A little OT, and heaven knows there's been a million threads about it... but the little devil on my shoulder can't resist.
I didn't own a Treo until the 650. I thought the 600 was interesting, but my barrier for entry was no bluetooth. I was also nonplussed by no removable battery and complete loss of data upon battery death. So, to me, the 650 was a fairly decent bump in feature set from the 600... and I waited for the 650 specifically for that reason.
I would defiintely agree that the 680 was something less of an overall improvement the way the 650 was over the 600. But the reason I made the move was that even with *just* background email and IM, the 650 was so woefully underpowered with memory that it regularly crashed. If I get a crash once every few weeks with the 680 it's amazing... and all that was needed to fix that was a memory bump. So, yeah, the 680 wasn't that big a change... but it was changed in ways that were actually quite relevant to some of us.
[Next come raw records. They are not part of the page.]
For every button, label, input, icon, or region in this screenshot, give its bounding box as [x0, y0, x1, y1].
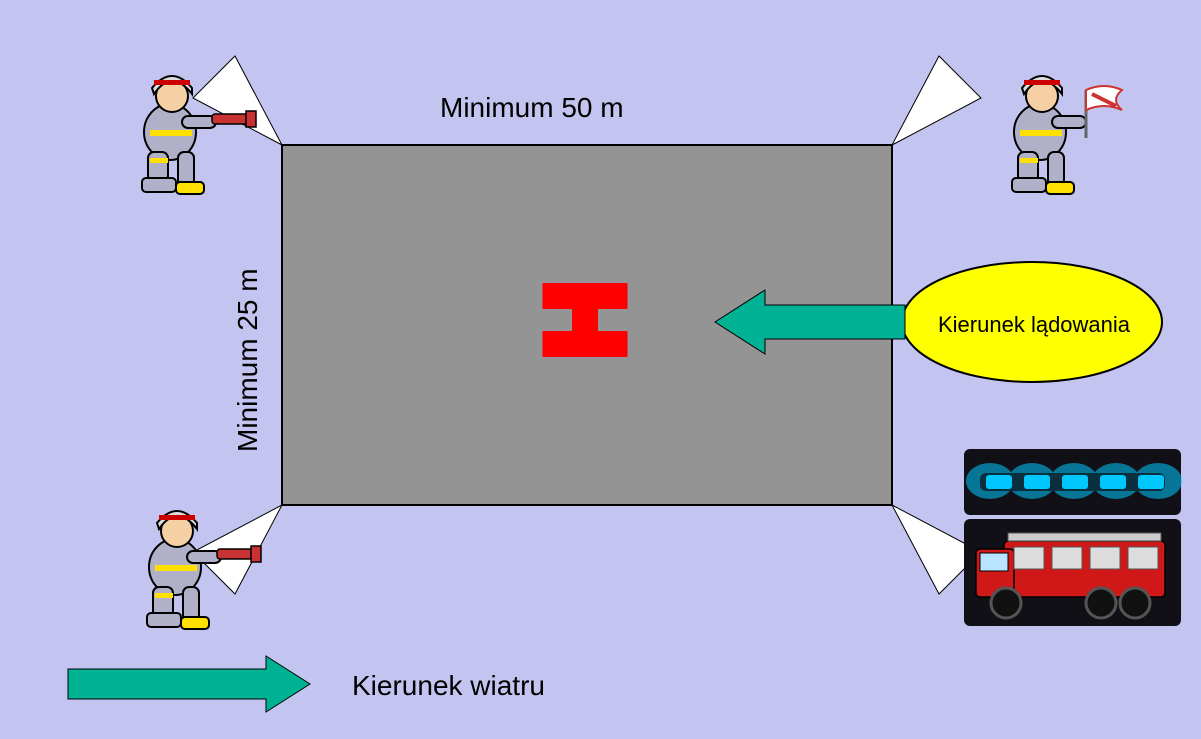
top-dimension-label: Minimum 50 m — [440, 92, 624, 124]
diagram-canvas: Minimum 50 m Minimum 25 m Kierunek lądow… — [0, 0, 1201, 739]
left-dimension-label: Minimum 25 m — [232, 268, 264, 452]
wind-direction-arrow-icon — [68, 656, 310, 712]
wind-direction-label: Kierunek wiatru — [352, 670, 545, 702]
firefighter-icon — [1012, 76, 1122, 194]
light-cone-icon — [892, 56, 981, 145]
h-marker-icon — [572, 283, 598, 357]
light-cone-icon — [193, 56, 282, 145]
landing-direction-label: Kierunek lądowania — [938, 312, 1130, 338]
fire-truck-icon — [964, 449, 1182, 626]
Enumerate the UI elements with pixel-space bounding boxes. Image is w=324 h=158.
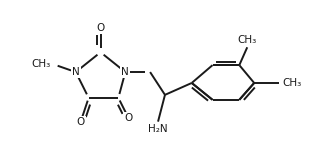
Text: H₂N: H₂N (148, 124, 168, 134)
Text: O: O (97, 23, 105, 33)
Text: CH₃: CH₃ (32, 59, 51, 69)
Text: N: N (122, 67, 129, 77)
Text: O: O (76, 117, 85, 127)
Text: O: O (124, 113, 133, 123)
Text: CH₃: CH₃ (282, 78, 301, 88)
Text: CH₃: CH₃ (237, 35, 257, 45)
Text: N: N (72, 67, 80, 77)
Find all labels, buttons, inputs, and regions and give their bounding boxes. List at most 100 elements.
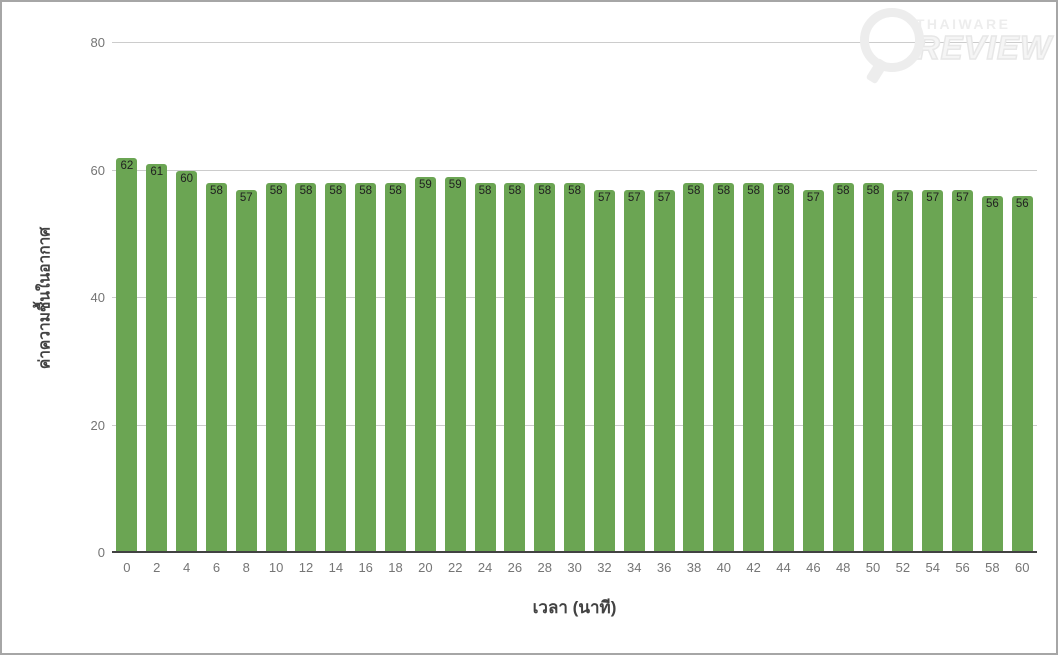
bar-x-24: 58	[474, 183, 496, 553]
x-tick-label: 0	[123, 560, 131, 575]
bar-x-18: 58	[385, 183, 407, 553]
y-tick-label: 20	[90, 417, 105, 433]
bar-value-label: 56	[1015, 198, 1029, 210]
bar-value-label: 58	[568, 185, 581, 198]
x-tick-label: 36	[656, 560, 672, 575]
watermark-brand-name: THAIWARE	[915, 15, 1011, 32]
bar-x-48: 58	[832, 183, 854, 553]
bar-value-label: 58	[478, 185, 492, 198]
bar-value-label: 56	[985, 198, 999, 210]
bar-x-60: 56	[1011, 196, 1033, 553]
y-tick-label: 60	[90, 162, 105, 178]
bar-slot: 60	[172, 43, 202, 553]
bar-value-label: 57	[598, 191, 611, 204]
bar-x-22: 59	[444, 176, 466, 553]
x-tick-label: 12	[298, 560, 314, 575]
bar-slot: 58	[321, 43, 351, 553]
x-tick-label: 40	[716, 560, 732, 575]
bar-x-26: 58	[504, 183, 526, 553]
bar-value-label: 57	[657, 191, 671, 204]
x-tick-label: 30	[567, 560, 582, 575]
bar-x-12: 58	[295, 183, 317, 553]
bar-slot: 58	[858, 43, 888, 553]
bar-slot: 58	[709, 43, 739, 553]
bar-x-0: 62	[116, 157, 138, 553]
bar-slot: 58	[530, 43, 560, 553]
bar-value-label: 57	[806, 191, 820, 204]
x-tick-label: 32	[597, 560, 612, 575]
bar-value-label: 60	[180, 172, 193, 185]
bar-value-label: 58	[299, 185, 313, 198]
bar-slot: 58	[769, 43, 799, 553]
bar-x-44: 58	[772, 183, 794, 553]
x-tick-label: 22	[447, 560, 463, 575]
bar-value-label: 57	[627, 191, 641, 204]
bar-slot: 57	[231, 43, 261, 553]
bar-value-label: 58	[866, 185, 880, 198]
bar-x-30: 58	[564, 183, 586, 553]
bar-value-label: 58	[538, 185, 552, 198]
x-tick-label: 34	[627, 560, 642, 575]
x-tick-label: 48	[835, 560, 851, 575]
y-tick-label: 80	[90, 35, 105, 50]
bar-x-16: 58	[355, 183, 377, 553]
bar-value-label: 58	[210, 185, 223, 198]
bar-slot: 58	[560, 43, 590, 553]
bar-x-40: 58	[713, 183, 735, 553]
bar-slot: 57	[590, 43, 620, 553]
bar-slot: 58	[351, 43, 381, 553]
y-tick-label: 40	[90, 290, 105, 305]
bar-value-label: 58	[836, 185, 850, 198]
plot-area: 62 61 60 58 57 58 58 58 58 58 59 59 58 58 58 58 57 57 57 58…	[112, 42, 1037, 553]
x-tick-label: 54	[925, 560, 940, 575]
bar-x-38: 58	[683, 183, 705, 553]
bar-slot: 56	[1007, 43, 1037, 553]
bar-x-46: 57	[802, 189, 824, 553]
x-tick-label: 20	[418, 560, 433, 575]
bar-x-36: 57	[653, 189, 675, 553]
x-axis-tick-labels: 0 2 4 6 8 10 12 14 16 18 20 22 24 26 28 30 32 34 36 38 40 42 4…	[112, 560, 1037, 575]
bar-x-54: 57	[922, 189, 944, 553]
bar-x-28: 58	[534, 183, 556, 553]
bar-slot: 57	[918, 43, 948, 553]
bar-value-label: 58	[329, 185, 343, 198]
bar-x-4: 60	[176, 170, 198, 553]
x-tick-label: 4	[182, 560, 191, 575]
x-tick-label: 38	[686, 560, 702, 575]
bar-x-2: 61	[146, 164, 168, 553]
bar-x-56: 57	[952, 189, 974, 553]
bar-slot: 57	[619, 43, 649, 553]
bar-x-32: 57	[593, 189, 615, 553]
bar-value-label: 58	[717, 185, 731, 198]
bar-x-58: 56	[981, 196, 1003, 553]
x-tick-label: 46	[806, 560, 821, 575]
x-tick-label: 16	[358, 560, 373, 575]
x-tick-label: 50	[865, 560, 881, 575]
gridline-y-60	[112, 169, 1037, 171]
bar-x-50: 58	[862, 183, 884, 553]
bar-value-label: 58	[777, 185, 790, 198]
bar-value-label: 59	[448, 178, 462, 191]
bar-slot: 57	[888, 43, 918, 553]
bar-slot: 58	[261, 43, 291, 553]
bar-value-label: 59	[418, 178, 432, 191]
x-axis-line	[112, 551, 1037, 553]
bar-slot: 58	[739, 43, 769, 553]
x-tick-label: 14	[328, 560, 344, 575]
bar-slot: 58	[679, 43, 709, 553]
x-tick-label: 18	[388, 560, 403, 575]
bar-x-42: 58	[743, 183, 765, 553]
gridline-y-80	[112, 42, 1037, 43]
bar-slot: 59	[440, 43, 470, 553]
x-tick-label: 8	[242, 560, 250, 575]
bar-x-20: 59	[414, 176, 436, 553]
bar-value-label: 57	[896, 191, 910, 204]
bar-slot: 58	[500, 43, 530, 553]
bar-x-8: 57	[235, 189, 257, 553]
bar-value-label: 58	[269, 185, 283, 198]
x-tick-label: 56	[955, 560, 970, 575]
bar-slot: 62	[112, 43, 142, 553]
bar-value-label: 62	[120, 159, 134, 172]
x-tick-label: 58	[985, 560, 1000, 575]
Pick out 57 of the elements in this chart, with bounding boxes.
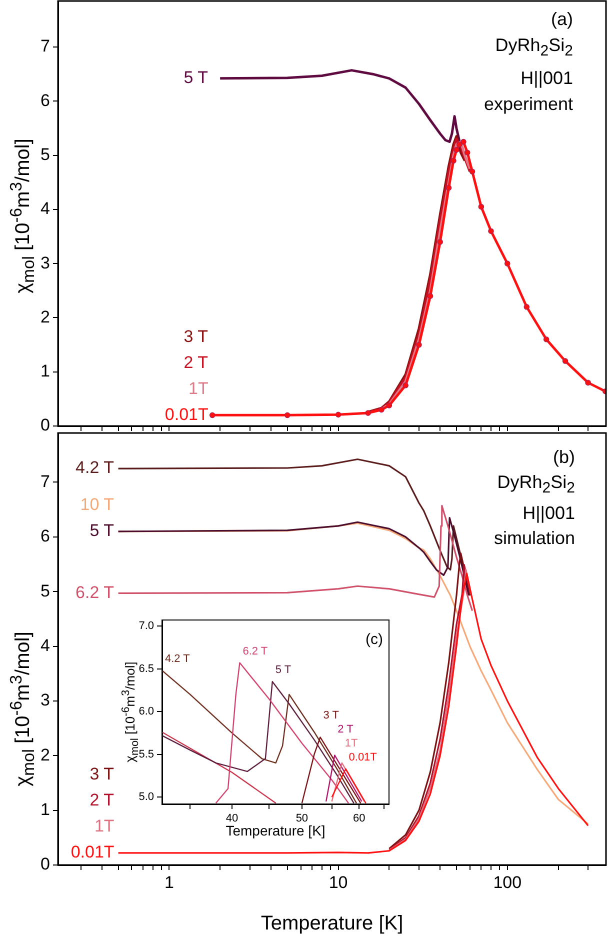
y-tick-label: 7 <box>40 472 50 491</box>
y-tick-label: 6 <box>40 90 50 110</box>
y-tick-label: 3 <box>40 253 50 272</box>
y-tick-label: 0 <box>40 854 50 874</box>
series-label: 0.01T <box>70 842 114 862</box>
y-tick-label: 5 <box>40 144 50 164</box>
series-label: 4.2 T <box>76 458 114 478</box>
y-tick-label: 6.0 <box>138 706 154 718</box>
y-tick-label: 2 <box>40 307 50 326</box>
annotation: DyRh$_{2}$Si$_{2}$ <box>494 34 573 62</box>
series-label: 5 T <box>184 68 208 88</box>
series-label: 6.2 T <box>242 645 268 658</box>
y-tick-label: 0 <box>40 416 50 435</box>
x-axis-title: Temperature [K] <box>226 822 326 838</box>
y-tick-label: 6 <box>40 526 50 546</box>
text: 3 T <box>184 326 208 346</box>
annotation: H||001 <box>522 502 575 525</box>
text: 1T <box>94 816 114 836</box>
x-tick-label: 10 <box>328 872 348 892</box>
annotation: simulation <box>494 526 575 550</box>
x-tick-label: 100 <box>493 872 522 892</box>
x-tick-label: 50 <box>296 812 308 825</box>
x-tick-label: 40 <box>226 812 238 825</box>
text: 3 T <box>90 764 114 784</box>
series-label: 4.2 T <box>165 653 190 666</box>
y-tick-label: 5.0 <box>138 791 154 804</box>
text: 2 T <box>184 352 208 372</box>
y-tick-label: 3 <box>40 690 50 710</box>
annotation: (c) <box>366 631 383 649</box>
y-tick-label: 5.5 <box>138 748 154 760</box>
text: 2 T <box>90 790 114 810</box>
series-label: 0.01T <box>164 404 208 424</box>
annotation: (b) <box>552 446 575 469</box>
series-label: 0.01T <box>348 751 378 764</box>
series-label: 5 T <box>275 664 292 676</box>
text: 1T <box>188 378 208 398</box>
y-tick-label: 6.5 <box>138 662 154 675</box>
series-label: 6.2 T <box>76 582 114 602</box>
y-tick-label: 7 <box>40 36 50 56</box>
annotation: DyRh$_{2}$Si$_{2}$ <box>496 471 575 499</box>
y-tick-label: 1 <box>40 362 50 381</box>
y-tick-label: 5 <box>40 581 50 600</box>
annotation: experiment <box>484 92 573 116</box>
x-tick-label: 1 <box>164 872 174 892</box>
series-label: 10 T <box>80 495 114 514</box>
y-tick-label: 7.0 <box>138 620 154 632</box>
x-tick-label: 60 <box>352 812 366 825</box>
series-label: 1T <box>344 737 358 750</box>
series-label: 2 T <box>338 723 354 736</box>
y-tick-label: 4 <box>40 636 50 655</box>
y-tick-label: 2 <box>40 745 50 764</box>
y-tick-label: 4 <box>40 199 50 218</box>
x-axis-title: Temperature [K] <box>260 912 404 935</box>
series-label: 3 T <box>323 709 340 722</box>
series-label: 5 T <box>90 521 114 540</box>
annotation: H||001 <box>520 66 573 90</box>
annotation: (a) <box>550 8 573 31</box>
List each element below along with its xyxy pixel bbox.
To bring this back to the iPhone. There is actually a great deal about this device that is SUPER compelling, beyond the hype. In fact, I could live with the contract and the high price.... IF it was actually a smartphone. And in all reality, the barrier to entry here is mostly about the fact that you can't put third party apps on it. It's got a kickass operating system -- Palm should be embarassed that Apple has done a OS X release for a mobile device this quickly, where they *STILL* don't have Linux out for their hardware (smartphone, Foleo doesn't count).
I think that if Apple were to make subsequent revisions of the iPhone more open, and really enable it as a smartphone, then it would kick some ***. But if they keep it closed and feature phone like, then it just wind up being another player. The confusion point would be... is it a phone with media features? or is it an iPod with a radio and dial pad integration to the contacts application? Personally, I tend to think it's the latter... with woefully little storage as a media device.
I know it would kill battery life, but give me a iPhone with a 30GB drive and open API for third party app development, I'd pay even more to get one. Maybe they could even get fancy and have some flash as a fast-access cache for media files and use the disk drive less frequently to preserve battery.